Appropriate Deities for Ostara include all Youthful and Virile Gods and Goddesses, Sun Gods, Mother Goddesses, Love Goddesses, Moon Gods and Goddesses, and all Fertility Deities. Some Ostara Deities to mention by name here include Persephone, Blodeuwedd, Eostre, Aphrodite, Athena, Cybele, Gaia, Hera, Isis, Ishtar, Minerva, Venus, Robin of the Woods, the Green Man, Cernunnos, Lord of the Greenwood, The Dagda, Attis, The Great Horned God, Mithras, Odin, Thoth, Osiris, and Pan.
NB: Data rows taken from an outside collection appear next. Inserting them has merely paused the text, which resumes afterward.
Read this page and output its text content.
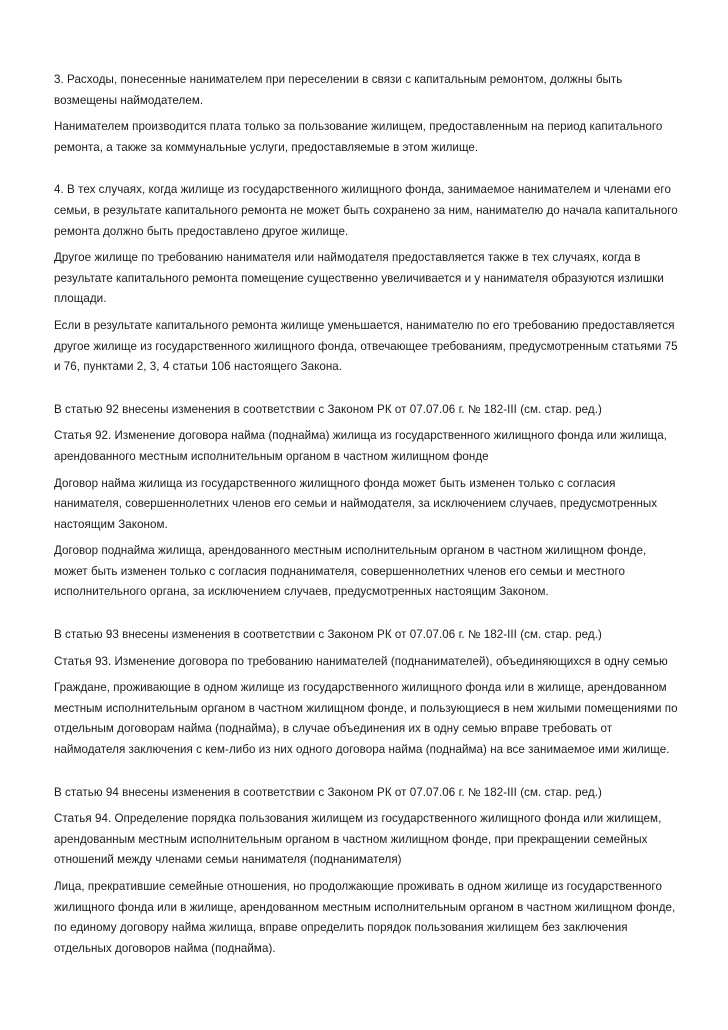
3. Расходы, понесенные нанимателем при переселении в связи с капитальным ремонтом, должны быть возмещены наймодателем.

Нанимателем производится плата только за пользование жилищем, предоставленным на период капитального ремонта, а также за коммунальные услуги, предоставляемые в этом жилище.

4. В тех случаях, когда жилище из государственного жилищного фонда, занимаемое нанимателем и членами его семьи, в результате капитального ремонта не может быть сохранено за ним, нанимателю до начала капитального ремонта должно быть предоставлено другое жилище.

Другое жилище по требованию нанимателя или наймодателя предоставляется также в тех случаях, когда в результате капитального ремонта помещение существенно увеличивается и у нанимателя образуются излишки площади.

Если в результате капитального ремонта жилище уменьшается, нанимателю по его требованию предоставляется другое жилище из государственного жилищного фонда, отвечающее требованиям, предусмотренным статьями 75 и 76, пунктами 2, 3, 4 статьи 106 настоящего Закона.

В статью 92 внесены изменения в соответствии с Законом РК от 07.07.06 г. № 182-III (см. стар. ред.)

Статья 92. Изменение договора найма (поднайма) жилища из государственного жилищного фонда или жилища, арендованного местным исполнительным органом в частном жилищном фонде

Договор найма жилища из государственного жилищного фонда может быть изменен только с согласия нанимателя, совершеннолетних членов его семьи и наймодателя, за исключением случаев, предусмотренных настоящим Законом.

Договор поднайма жилища, арендованного местным исполнительным органом в частном жилищном фонде, может быть изменен только с согласия поднанимателя, совершеннолетних членов его семьи и местного исполнительного органа, за исключением случаев, предусмотренных настоящим Законом.

В статью 93 внесены изменения в соответствии с Законом РК от 07.07.06 г. № 182-III (см. стар. ред.)

Статья 93. Изменение договора по требованию нанимателей (поднанимателей), объединяющихся в одну семью

Граждане, проживающие в одном жилище из государственного жилищного фонда или в жилище, арендованном местным исполнительным органом в частном жилищном фонде, и пользующиеся в нем жилыми помещениями по отдельным договорам найма (поднайма), в случае объединения их в одну семью вправе требовать от наймодателя заключения с кем-либо из них одного договора найма (поднайма) на все занимаемое ими жилище.

В статью 94 внесены изменения в соответствии с Законом РК от 07.07.06 г. № 182-III (см. стар. ред.)

Статья 94. Определение порядка пользования жилищем из государственного жилищного фонда или жилищем, арендованным местным исполнительным органом в частном жилищном фонде, при прекращении семейных отношений между членами семьи нанимателя (поднанимателя)

Лица, прекратившие семейные отношения, но продолжающие проживать в одном жилище из государственного жилищного фонда или в жилище, арендованном местным исполнительным органом в частном жилищном фонде, по единому договору найма жилища, вправе определить порядок пользования жилищем без заключения отдельных договоров найма (поднайма).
Key actions to keep in mind during this time in the Wheel of the Year include openings and new beginnings. Spellwork for improving communication and group interaction are recommended, as well as fertility and abundance. Ostara is a good time to start putting those plans and preparations you made at Imbolc into action. Start working towards physically manifesting your plans now. The most common colors associated with Ostara are lemon yellow, pale green and pale pink. However, also appropriate colors include grass green, all pastels, Robin’s egg blue, violet, and white. Stones to use during the Ostara celebration include aquamarine, rose quartz, and moonstone. Animals associated with Ostara are rabbits and snakes. Mythical beasts associated with Ostara include unicorns, merpeople, and pegasus. Plants and herbs associated with Ostara are crocus flowers, daffodils, jasmine, Irish moss, snowdrops, and ginger. For Ostara incense, you could make a blend from any of the following scents or simply choose one… jasmine, frankincense, myrrh, dragon’s blood, cinnamon, nutmeg, aloes wood, benzoin, musk, African violet, sage, strawberry, lotus, violet flowers, orange peel, or rose petals.
Foods in tune with this day (linking your meals with the seasons is a fine way of attuning with Nature) include eggs, egg salad, hard-boiled eggs, honey cakes, first fruits of the season, fish, cakes, biscuits, cheeses, honey and ham. You may also include foods made of seeds, such as sunflower, pumpkin and sesame seeds, as well as pine nuts. Sprouts are equally appropriate, as are leafy, green vegetables. From Scott Cunningham: flower dishes such as stuffed nasturtiums or carnation cupcakes also find their place here. (Find a book of flower cooking or simply make spice cupcakes. Ice with pink frosting and place a fresh carnation petal on each cupcake. Stuff nasturtium blossoms with a mixture made of cream cheese, chopped nuts, chives and watercress.) Appropriate Ostara meat dishes should contain fish or ham.
May the Lord and Lady bless you all with fertility, abundance, success, and all things new!